With the ball bouncing down Pun Alley we hope to score a few points with punny stuff that didn’t hit the basket.

Coaching psychosis

The professor had just finished a lecture on mental health and was giving an oral test. He asked, “How would you diagnose a patient who walks back and forth screaming at the top of his lungs one minute, then sits in a chair weeping uncontrollably the next?”
A student raised his hand and answered, “A basketball coach?”

Barnyard rules
It was the strangest thing the coach had ever seen in basketball. Every time a player pushed or traveled or hacked, the referee failed to assess a penalty. Instead, he’d cup his hands to his mouth and shout out the name of a barnyard bird.
The coach finally had enough of this and went over to the referee.
“What do you think you’re doing?
Their guy elbows one of mine, you yell, ‘Chicken!’ They trip one of my boys, you shout, ‘Hen.’ What’s going on here?”
“What are you, stupid?” the referee snapped. “I’m calling fowls.”

Cell time

After a basketball game, the coach found a cell phone on the gym floor. He picked it up and handed it to one of the referees, saying, “Here’s your phone.”
“What makes you think it’s mine?” the referee asked.
“Easy,” the coach replied. “It says you missed 13 calls.”

Great losses?
Basketball team pictures from the past 20 years hang on the walls in the college’s sports center. A player in the center of the front row in each picture holds a basketball identifying the year — “92-93,” “93-94,” “94-95,” etc. One day a freshman looking curiously at the photos said, “Isn’t it strange how the teams always lost by one point?”

Foul shots
How can they call it “March Madness,” yet never mention anyone in the Democrat party, anyone in the Republican party, anyone in Hollywood, or Lady Gaga?
Two Mexicans playing basketball is called Juan on Juan.
The ant basketball team made a vow, to get better, but didn’t know how.
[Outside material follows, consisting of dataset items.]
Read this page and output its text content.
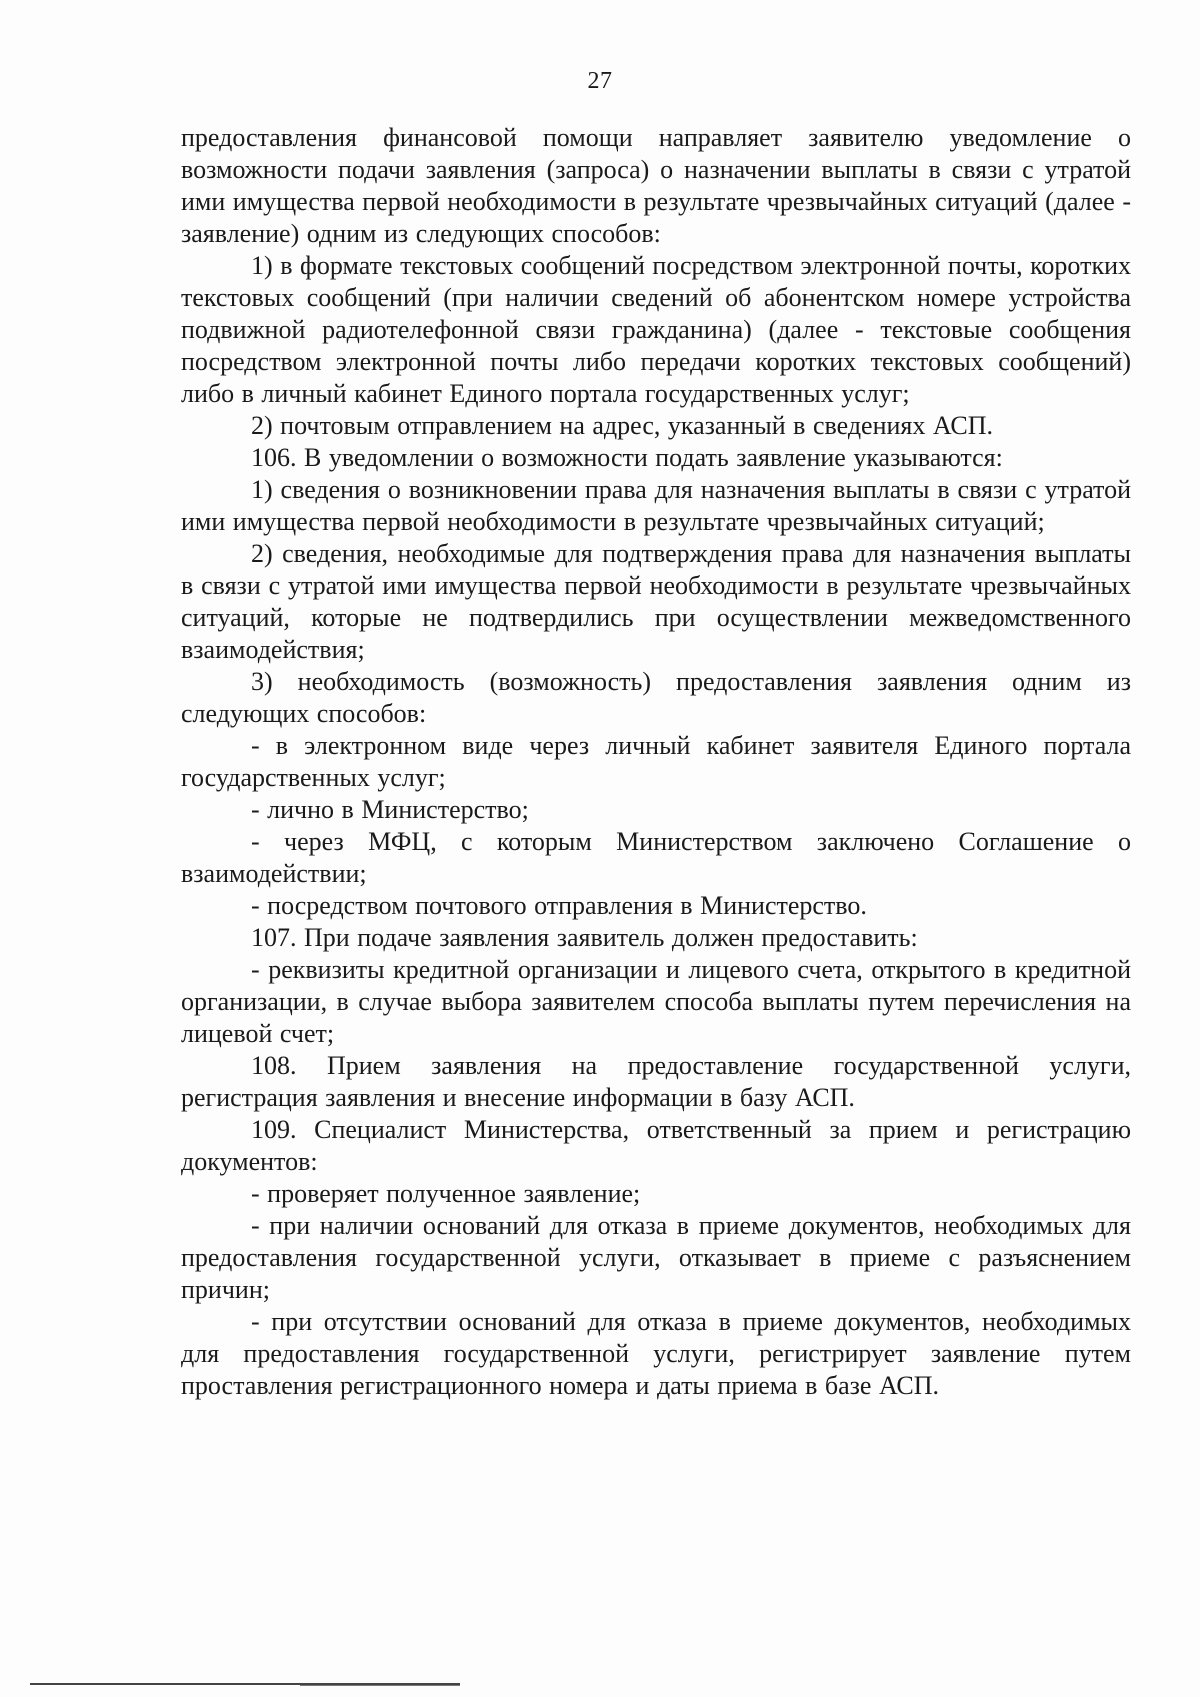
27

предоставления финансовой помощи направляет заявителю уведомление о возможности подачи заявления (запроса) о назначении выплаты в связи с утратой ими имущества первой необходимости в результате чрезвычайных ситуаций (далее - заявление) одним из следующих способов:

1) в формате текстовых сообщений посредством электронной почты, коротких текстовых сообщений (при наличии сведений об абонентском номере устройства подвижной радиотелефонной связи гражданина) (далее - текстовые сообщения посредством электронной почты либо передачи коротких текстовых сообщений) либо в личный кабинет Единого портала государственных услуг;

2) почтовым отправлением на адрес, указанный в сведениях АСП.

106. В уведомлении о возможности подать заявление указываются:

1) сведения о возникновении права для назначения выплаты в связи с утратой ими имущества первой необходимости в результате чрезвычайных ситуаций;

2) сведения, необходимые для подтверждения права для назначения выплаты в связи с утратой ими имущества первой необходимости в результате чрезвычайных ситуаций, которые не подтвердились при осуществлении межведомственного взаимодействия;

3) необходимость (возможность) предоставления заявления одним из следующих способов:

- в электронном виде через личный кабинет заявителя Единого портала государственных услуг;

- лично в Министерство;

- через МФЦ, с которым Министерством заключено Соглашение о взаимодействии;

- посредством почтового отправления в Министерство.

107. При подаче заявления заявитель должен предоставить:

- реквизиты кредитной организации и лицевого счета, открытого в кредитной организации, в случае выбора заявителем способа выплаты путем перечисления на лицевой счет;

108. Прием заявления на предоставление государственной услуги, регистрация заявления и внесение информации в базу АСП.

109. Специалист Министерства, ответственный за прием и регистрацию документов:

- проверяет полученное заявление;

- при наличии оснований для отказа в приеме документов, необходимых для предоставления государственной услуги, отказывает в приеме с разъяснением причин;

- при отсутствии оснований для отказа в приеме документов, необходимых для предоставления государственной услуги, регистрирует заявление путем проставления регистрационного номера и даты приема в базе АСП.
No, it just wasn’t right to be lacking in height. What they needed were tolerance.
The basketball team at the cleaners’ academy went into a full court press.
At the college basketball court the sign read, “Anyone caught hanging from the rim will be suspended.”
Fitting the basketball star with size 18 shoes was no small feat.
Poor Rupert, the masseur for the professional basketball team, was fired because he rubbed the players the wrong way.
Basketball nets in Hawaii are known as hula-hoops.
The sign at the gym where the college was holding open tryouts for the basketball team read, “If you can pass through this door without bending, don’t.”
Old basketball players never die; they just go on dribbling.

No Kidding
The captain of a team said to the ref, “My coach wants to know if there is a penalty for thinking.”
The ref said, “No.”
The captain said, “Well my coach thinks you’re making horribly bad calls.”

NBA wonder
Meanwhile, in the NBA a new sports sensation, New York Knicks’ player Jeremy Lin, came off the bench and helped win six games including a last-second shot to defeat the Toronto Raptors. Where else but in America can you drink a German beer and watch a Taiwanese basketball player on your Chinese TV beat a team from Canada?
Jeremy Lin jerseys are the best NBA seller right now.
How cool is this? And nice for the people making the jerseys to see a name they might actually recognize.

Limping along
The weather today was fantastic. We went outside and played basketball. Just as we were about out of time, I got the ball to take the winning shot, but I missed.
One of my teammates demanded to know why I had missed such an easy shot. “I sprained my ankle,” I told him.
“That’s a lame excuse,” he replied.

Dick and his wife Jane live in Oak Run.